DuPont’s overall sales advanced 9.5 percent in the quarter to $5.86 billion from $5.35 billion a year ago.
Investors traded shares of the firm up 27 cents, or 0.7 percent, to close at $38.73 on the New York Stock Exchange Tuesday. The Blue Chip stock contributed to the Dow Jones Industrial Average’s 99.28 point, or 1.2 percent, ascent to 8,088.84.
For 2002, DTI’s aftertax operating profits of $72 million compared with the previous year’s loss of $340 million. Results include charges of $100 million related to separation costs for about 2,000 employees, $43 million for facility shutdowns and $29 million to withdraw from a polyester joint venture in China. Offsetting these charges was a $19 million gain from a favorable litigation settlement associated with the exit of a nylon joint venture in China.
Before special items, the unit’s aftertax operating income bounded up 208.6 percent to $216 million from $70 million.
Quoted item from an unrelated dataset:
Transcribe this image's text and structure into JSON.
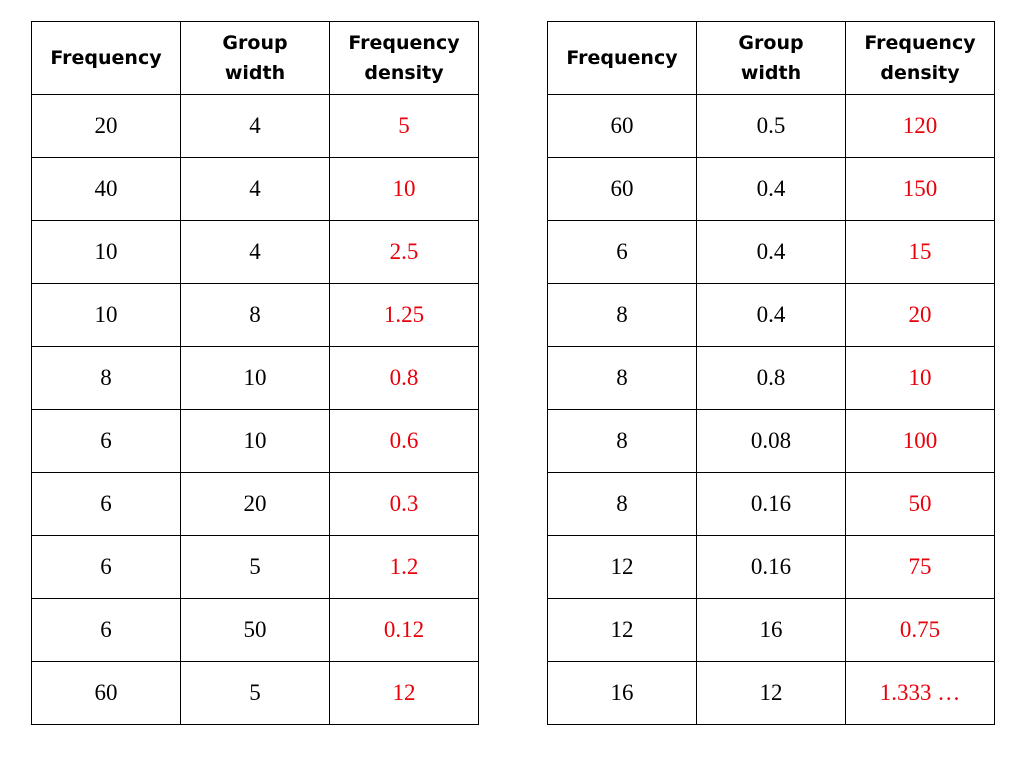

Sales for the division dipped 3.1 percent over the 12 months to $6.28 billion from $6.48 billion in 2001.
Overall, DuPont’s net losses in 2002 were $1.1 billion, or $1.11 a diluted share. This compared with earnings of $4.34 billion, or $4.16, in 2001. Before special items, DuPont’s diluted EPS rose to $2 for the year from $1.19.
“Barring war or economic disruptions,” Gualtieri said DuPont in the new year should post earnings per share on par with the 55 cents it pulled in a year ago, before special items.
Also playing into the DuPont’s 2003 results will be the negative impact of pension and other post-retirement expenses, which aren’t recorded as cash and will reduce earnings for the year by 34 to 39 cents a share. However, the DuPont’s income tax rate is estimated at 30 percent, down from the average actual base rate of 31.4 percent for the 1999-2001 period, thanks to a number of initiatives to improve the firm’s tax position.